Tra gli studenti c’è un’alta percentuale di abbandono, dovuta a perdita di interesse, trasferimento da carcere a carcere, processi, incompatibilità con gli orari imposti dal carcere stesso o con altre attività considerate più convenienti, scarcerazione, malattia, autolesionismo, depressione e morte.

Un insegnante si ritrova in classe la gente più disparata, sforzandosi di trovare un comune denominatore, un punto d’incontro nascosto, qualche volta irrealizzabile. I livelli culturali, l’estrazione sociale e geografica, le competenze, l’età, i percorsi scolastici, le tipologie caratteriali e dei reati commessi sono incredibilmente disomogenei. Costituiscono un problema, ma anche uno degli aspetti più stimolanti di questo lavoro.

Un professore in prigione deve improvvisarsi medico, terapeuta, scrivano, guardia, prete, assistente sociale, psicologo, genitore, avvocato, assumendo via via uno di questi ruoli a scapito di quello per cui viene effettivamente pagato. È spesso una drammatica questione di priorità: se si ha uno studente in crisi, bisogna insistere a insegnargli le frazioni oppure ascoltare il suo sfogo e magari impedire che, alla prima occasione, provi a impiccarsi?

Il parere degli insegnanti conta poco o nulla nelle decisioni riguardo la detenzione. Ciò malgrado, gli insegnanti sono di gran lunga le persone che conoscono meglio i detenuti-studenti, dato che trascorrono mesi, talvolta anni, insieme a loro. Alla fine, però, a giudicare se un detenuto potrà ottenere benefici e sconti di pena saranno persone che lo avranno visto o ci avranno parlato poche volte, se non una volta sola, sulla base di fascicoli e incartamenti anonimi che rivelano poco della persona.

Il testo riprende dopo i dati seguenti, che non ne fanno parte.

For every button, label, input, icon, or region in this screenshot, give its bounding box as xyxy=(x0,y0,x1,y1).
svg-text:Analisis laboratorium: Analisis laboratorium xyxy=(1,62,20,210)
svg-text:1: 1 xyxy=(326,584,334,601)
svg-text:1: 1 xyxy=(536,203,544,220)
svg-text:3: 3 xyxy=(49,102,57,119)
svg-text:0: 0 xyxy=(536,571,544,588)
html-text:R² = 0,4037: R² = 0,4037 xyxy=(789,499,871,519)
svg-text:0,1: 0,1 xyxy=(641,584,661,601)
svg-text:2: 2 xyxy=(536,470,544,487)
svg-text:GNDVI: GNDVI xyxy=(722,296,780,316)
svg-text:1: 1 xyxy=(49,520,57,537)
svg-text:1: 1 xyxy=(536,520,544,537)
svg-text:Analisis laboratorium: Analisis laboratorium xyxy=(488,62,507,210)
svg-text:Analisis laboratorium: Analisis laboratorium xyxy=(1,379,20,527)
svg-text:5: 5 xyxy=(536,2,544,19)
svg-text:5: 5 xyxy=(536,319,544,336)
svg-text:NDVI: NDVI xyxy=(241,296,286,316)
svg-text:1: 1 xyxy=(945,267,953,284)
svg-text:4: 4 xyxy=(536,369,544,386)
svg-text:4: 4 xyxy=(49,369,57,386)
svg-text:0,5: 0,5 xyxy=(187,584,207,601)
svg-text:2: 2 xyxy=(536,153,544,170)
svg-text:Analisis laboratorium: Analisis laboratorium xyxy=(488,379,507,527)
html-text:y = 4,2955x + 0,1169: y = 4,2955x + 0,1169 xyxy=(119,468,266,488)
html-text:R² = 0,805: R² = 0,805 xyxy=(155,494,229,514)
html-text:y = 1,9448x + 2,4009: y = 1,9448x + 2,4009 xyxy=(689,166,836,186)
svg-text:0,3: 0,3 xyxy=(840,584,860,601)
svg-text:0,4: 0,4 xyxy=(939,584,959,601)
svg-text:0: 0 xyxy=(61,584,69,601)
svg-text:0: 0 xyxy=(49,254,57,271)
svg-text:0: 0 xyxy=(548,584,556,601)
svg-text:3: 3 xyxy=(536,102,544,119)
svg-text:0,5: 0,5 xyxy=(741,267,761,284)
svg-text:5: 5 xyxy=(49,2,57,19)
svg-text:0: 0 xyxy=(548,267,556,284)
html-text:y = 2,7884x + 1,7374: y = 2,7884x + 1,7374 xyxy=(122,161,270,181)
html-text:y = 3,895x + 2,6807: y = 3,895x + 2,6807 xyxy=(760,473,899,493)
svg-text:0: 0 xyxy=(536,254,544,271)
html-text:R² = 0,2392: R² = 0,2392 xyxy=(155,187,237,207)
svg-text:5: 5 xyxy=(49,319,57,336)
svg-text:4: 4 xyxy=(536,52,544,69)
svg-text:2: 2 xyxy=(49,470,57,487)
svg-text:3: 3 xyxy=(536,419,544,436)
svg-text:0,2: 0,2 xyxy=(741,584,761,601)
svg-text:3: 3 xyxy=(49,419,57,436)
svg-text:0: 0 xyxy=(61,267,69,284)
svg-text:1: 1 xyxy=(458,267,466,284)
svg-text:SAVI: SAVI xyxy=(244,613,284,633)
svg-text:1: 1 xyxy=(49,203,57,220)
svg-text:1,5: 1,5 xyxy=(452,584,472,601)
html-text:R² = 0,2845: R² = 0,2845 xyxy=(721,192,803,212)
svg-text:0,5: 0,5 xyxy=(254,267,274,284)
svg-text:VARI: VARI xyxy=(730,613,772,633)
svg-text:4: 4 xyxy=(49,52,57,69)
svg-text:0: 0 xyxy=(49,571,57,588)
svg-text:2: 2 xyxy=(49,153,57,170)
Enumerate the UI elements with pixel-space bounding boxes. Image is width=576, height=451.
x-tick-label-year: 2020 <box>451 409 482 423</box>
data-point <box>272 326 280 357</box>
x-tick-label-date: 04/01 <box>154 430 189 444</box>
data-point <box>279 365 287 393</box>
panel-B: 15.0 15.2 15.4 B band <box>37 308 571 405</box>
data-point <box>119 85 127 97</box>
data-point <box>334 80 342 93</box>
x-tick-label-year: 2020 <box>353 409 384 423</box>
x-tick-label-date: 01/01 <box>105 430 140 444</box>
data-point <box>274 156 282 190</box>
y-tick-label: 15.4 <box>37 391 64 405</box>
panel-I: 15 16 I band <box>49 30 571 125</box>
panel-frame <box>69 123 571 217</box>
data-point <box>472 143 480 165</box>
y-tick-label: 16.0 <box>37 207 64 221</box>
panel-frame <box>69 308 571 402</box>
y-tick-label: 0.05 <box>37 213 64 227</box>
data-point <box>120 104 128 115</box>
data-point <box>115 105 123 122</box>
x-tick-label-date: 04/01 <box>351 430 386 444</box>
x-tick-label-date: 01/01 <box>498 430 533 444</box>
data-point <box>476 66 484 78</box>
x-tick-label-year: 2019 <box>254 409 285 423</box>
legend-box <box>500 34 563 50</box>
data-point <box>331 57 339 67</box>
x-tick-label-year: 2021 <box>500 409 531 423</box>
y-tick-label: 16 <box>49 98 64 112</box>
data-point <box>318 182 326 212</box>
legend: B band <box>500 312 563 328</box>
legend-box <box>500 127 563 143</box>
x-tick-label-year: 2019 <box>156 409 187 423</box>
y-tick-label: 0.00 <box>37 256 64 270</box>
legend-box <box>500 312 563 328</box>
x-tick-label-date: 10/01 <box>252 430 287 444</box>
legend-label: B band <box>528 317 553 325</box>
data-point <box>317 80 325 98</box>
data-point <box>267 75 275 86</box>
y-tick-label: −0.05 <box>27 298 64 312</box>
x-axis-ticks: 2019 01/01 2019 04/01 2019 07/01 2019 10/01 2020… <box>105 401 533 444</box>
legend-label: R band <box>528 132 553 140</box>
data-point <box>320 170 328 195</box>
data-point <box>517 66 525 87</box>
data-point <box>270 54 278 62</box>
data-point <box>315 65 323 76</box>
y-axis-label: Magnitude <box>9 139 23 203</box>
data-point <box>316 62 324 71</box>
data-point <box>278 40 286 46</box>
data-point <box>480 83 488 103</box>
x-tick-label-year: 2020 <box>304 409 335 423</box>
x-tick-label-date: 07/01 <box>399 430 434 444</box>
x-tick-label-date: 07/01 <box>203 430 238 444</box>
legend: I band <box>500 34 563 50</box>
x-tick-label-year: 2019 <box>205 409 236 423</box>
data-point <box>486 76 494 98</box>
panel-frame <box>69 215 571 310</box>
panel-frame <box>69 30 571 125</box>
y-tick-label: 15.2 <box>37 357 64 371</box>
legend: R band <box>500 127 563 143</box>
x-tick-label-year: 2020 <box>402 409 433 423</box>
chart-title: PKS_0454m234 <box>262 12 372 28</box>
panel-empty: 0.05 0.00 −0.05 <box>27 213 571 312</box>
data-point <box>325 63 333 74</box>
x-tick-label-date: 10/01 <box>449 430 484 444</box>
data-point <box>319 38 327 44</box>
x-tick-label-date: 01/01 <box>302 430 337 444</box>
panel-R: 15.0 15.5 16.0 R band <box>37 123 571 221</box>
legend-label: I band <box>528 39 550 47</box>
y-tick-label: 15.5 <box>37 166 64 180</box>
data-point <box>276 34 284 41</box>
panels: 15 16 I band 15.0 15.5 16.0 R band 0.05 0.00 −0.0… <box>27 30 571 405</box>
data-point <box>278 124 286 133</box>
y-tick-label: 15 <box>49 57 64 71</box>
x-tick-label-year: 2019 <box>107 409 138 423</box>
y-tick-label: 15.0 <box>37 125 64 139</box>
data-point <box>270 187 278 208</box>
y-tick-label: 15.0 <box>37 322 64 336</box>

Nel carcere l’insegnamento viene svolto in condizioni limite. Non si sa mai quello che può capitare; può accadere semplicemente che un alunno aspetti che vadano via tutti per cominciare a parlarti di sé, a piangere e a baciarti le mani, o può capitare di sentire quello strano grido che implora aiuto perché qualcuno si sta suicidando. Ma è meglio dimenticare, perché in carcere sono cose che “possono succedere”. Può capitare, in reparti speciali, di assistere alla crisi di qualcuno che ha deciso di smontare la cella. Lì devi essere veloce a capire che è più conveniente darsela a gambe. Può capitare, mentre si sta per andare in aula, di sentire rumori concitati alle tue spalle e di ritrovarsi in mezzo alla polizia penitenziaria che accorre il più velocemente possibile a sedare qualche rissa. Ma può anche capitare di sentire l’orgoglio, il puntiglio, la dedizione verso questo lavoro, persino in insegnanti logorati da anni di mestiere: quelli che in galera chiamano “recidivi”; quelli che non mollano mai; che nonostante tutto ancora ci credono.